The 65-year-old is at least used to walking in on a crisis and has initially been a firefighter in each of his last four jobs, but his admission that this is his greatest challenge to date was telling. David Beckham sent a text on Saturday wishing him luck. Levy telephoned offering the same. He may need it.

Ideally the revival will spark at Sunderland on Tuesday, the new manager’s first task to coax spirit from a team whose confidence feels brittle. “People keep saying we have a good team, but how do you only have four points at this stage ?” he said. “Something’s got to be lacking. It’s different to Tottenham where I went eight games into the season (in 2008 when they were bottom with two points) but they had a squad full of ability. Here, we are short, but we know what we have come into. We have to find a way to bring the group together and win some matches.

“They should be embarrassed by our position. You can talk to players all day and those who aren’t playing will blame those who are playing. Those who are in the team will blame somebody else. But something had got to be wrong. An excellent manager has got the sack, and I’ve got to put this right quickly. We need effort and people having a go. I’ve got no time for people losing the ball and throwing their arms up in the air, or standing around with their hands on their hips. We’re in a relegation battle. We’ve got four points. It’s their fault, nobody else’s. I need to see people chasing, working, running and closing down.” This back to basics though, after the year he has endured, that might just suit Redknapp.

The veteran, accompanied again by Kevin Bond and Joe Jordan, might privately be wondering how it has come to this. That is not a slight on QPR, who are an ambitious club backed by rich owners who envisaged this campaign being one of consolidation rather than toil at the foot.

But, back in the early spring, Redknapp had been competing for the title.
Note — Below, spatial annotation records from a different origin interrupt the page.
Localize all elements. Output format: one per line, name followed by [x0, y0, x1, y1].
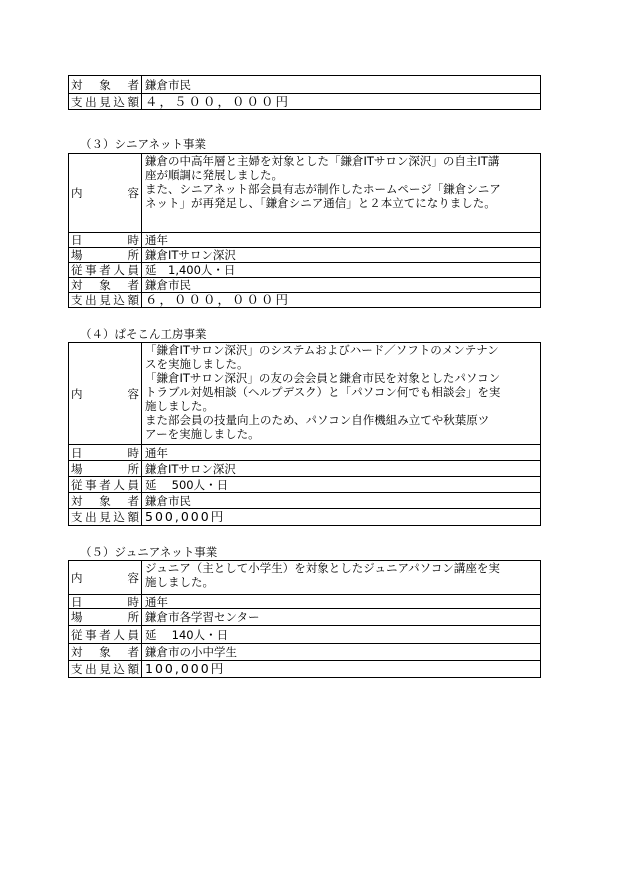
table-row: [69, 608, 540, 625]
row-label: 支出見込額: [69, 293, 142, 307]
table-row: [69, 625, 540, 643]
row-value: 通年: [145, 233, 168, 247]
row-label: 対 象 者: [69, 76, 142, 93]
table-row: [69, 476, 540, 492]
row-label: 日 時: [69, 233, 142, 247]
row-label: 対 象 者: [69, 493, 142, 508]
section-table: [68, 153, 541, 308]
row-label: 従事者人員: [69, 477, 142, 492]
table-row: [69, 262, 540, 277]
row-value: 鎌倉市民: [145, 493, 191, 508]
row-label: 日 時: [69, 595, 142, 608]
table-row: [69, 76, 540, 93]
row-value: 鎌倉ITサロン深沢: [145, 461, 236, 476]
table-row: [69, 277, 540, 292]
content-text: ジュニア（主として小学生）を対象としたジュニアパソコン講座を実 施しました。: [145, 561, 500, 589]
row-value: 鎌倉ITサロン深沢: [145, 248, 236, 262]
row-value: 鎌倉市の小中学生: [145, 645, 237, 659]
row-value: ６，０００，０００円: [145, 292, 291, 307]
row-label: 場 所: [69, 248, 142, 262]
table-row: [69, 444, 540, 460]
row-value: 延 1,400人・日: [145, 263, 236, 277]
row-label: 従事者人員: [69, 626, 142, 643]
table-row: [69, 660, 540, 677]
table-row: [69, 492, 540, 508]
row-label: 場 所: [69, 461, 142, 476]
row-label: 対 象 者: [69, 278, 142, 292]
table-row: [69, 93, 540, 109]
row-value: 鎌倉市民: [145, 77, 191, 92]
row-value: 500,000円: [145, 509, 226, 524]
row-label: 従事者人員: [69, 263, 142, 277]
top-table: [68, 75, 541, 110]
row-value: 延 500人・日: [145, 477, 229, 492]
row-value: 鎌倉市民: [145, 278, 191, 292]
table-row: [69, 561, 540, 594]
section-heading: （４）ぱそこん工房事業: [80, 327, 207, 341]
section-table: [68, 560, 541, 678]
table-row: [69, 247, 540, 262]
table-row: [69, 343, 540, 444]
row-label: 内 容: [69, 154, 142, 232]
row-label: 内 容: [69, 343, 142, 444]
row-value: 延 140人・日: [145, 627, 229, 642]
section-table: [68, 342, 541, 526]
row-label: 支出見込額: [69, 94, 142, 109]
table-row: [69, 594, 540, 608]
section-heading: （３）シニアネット事業: [80, 137, 207, 151]
content-text: 鎌倉の中高年層と主婦を対象とした「鎌倉ITサロン深沢」の自主IT講 座が順調に発展しました。 また、シニアネット部会員有志が制作したホームページ「鎌倉シニア ネット」が再発足し、「鎌倉シニア通信」と２本立てになりました。: [145, 154, 501, 210]
row-label: 内 容: [69, 561, 142, 594]
content-text: 「鎌倉ITサロン深沢」のシステムおよびハード／ソフトのメンテナン スを実施しました。 「鎌倉ITサロン深沢」の友の会会員と鎌倉市民を対象としたパソコン トラブル対処相談（ヘルプデスク）と「パソコン何でも相談会」を実 施しました。 また部会員の技量向上のため、パソコン自作機組み立てや秋葉原ツ アーを実施しました。: [145, 343, 501, 441]
row-value: 通年: [145, 445, 168, 460]
row-label: 支出見込額: [69, 661, 142, 677]
row-value: 鎌倉市各学習センター: [145, 610, 260, 624]
table-row: [69, 232, 540, 247]
table-row: [69, 154, 540, 232]
row-value: ４，５００，０００円: [145, 93, 291, 109]
row-label: 日 時: [69, 445, 142, 460]
table-row: [69, 643, 540, 660]
table-row: [69, 460, 540, 476]
row-label: 場 所: [69, 609, 142, 625]
table-row: [69, 508, 540, 525]
table-row: [69, 292, 540, 307]
row-label: 支出見込額: [69, 509, 142, 525]
row-label: 対 象 者: [69, 644, 142, 660]
row-value: 通年: [145, 594, 168, 609]
section-heading: （５）ジュニアネット事業: [80, 545, 218, 559]
row-value: 100,000円: [145, 661, 226, 676]
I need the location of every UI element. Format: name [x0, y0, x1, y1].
He had been considered the favourite to succeed Fabio Capello as England manager, particularly after he emerged acquitted from his tax evasion trial at Southwark Crown Court. And then, within weeks, it all slipped out of his grasp and he found himself cast into the wilderness.

He has tended to stay away from Premier League games, preferring instead to pop down to the Fitness First Stadium to chat with counterparts in the lower leagues: the man who receives texts from Becks is more than happy shooting the breeze with the likes of Dagenham and Redbridge’s John Still. “If I turned up at games people would think: ‘What’s he doing here ? He’s after my job.’ I loved pootling along to Bournemouth, having a cup of tea with the managers. A bit of reality.”

“I guess the whole year has been a bit bizarre, how it all finished for me at Tottenham…but that’s life. The day Roy (Hodgson) got the England job I didn’t go and lock myself up in a room. It’s only a game, only a job. The night Daniel sacked me at Spurs I didn’t want to jump off the climb in Bournemouth. No grudges. I went and played golf.”

That did not tally with the picture he had painted moments earlier of a manager who is “knocked for six” every time a game is lost, but such are the contradictions in Redknapp. His assertion that he had not discussed transfer targets for the mid-winter window should be taken with a pinch of salt, though it is clear Rangers should be happy to have him. Had they dawdled, he might have been attending a press conference in Kyiv as Oleh Blokhin’s replacement.

“I was excited about it and spoke to Andriv Shevchenko, and would have taken it had this not come along,” he said. “Sure, the England game (in September 2013) would have been difficult. But, if I’d been in charge, it’s not as if you can say: ‘Oh, it doesn’t matter if we don’t win’ I would have been sent down the salt mines.”

“But now I’m here, and I’ve not come for a short-term fix. I want to build a side. Look at West Bromwich Albion: it took them three or four years, but they have found players who complement each other. You just can’t throw a group of players together and say: ‘There’s a team.’ It just doesn’t work that way. No, this really is a challenge.” Rangers must hope the recovery is kick-started on Wearside.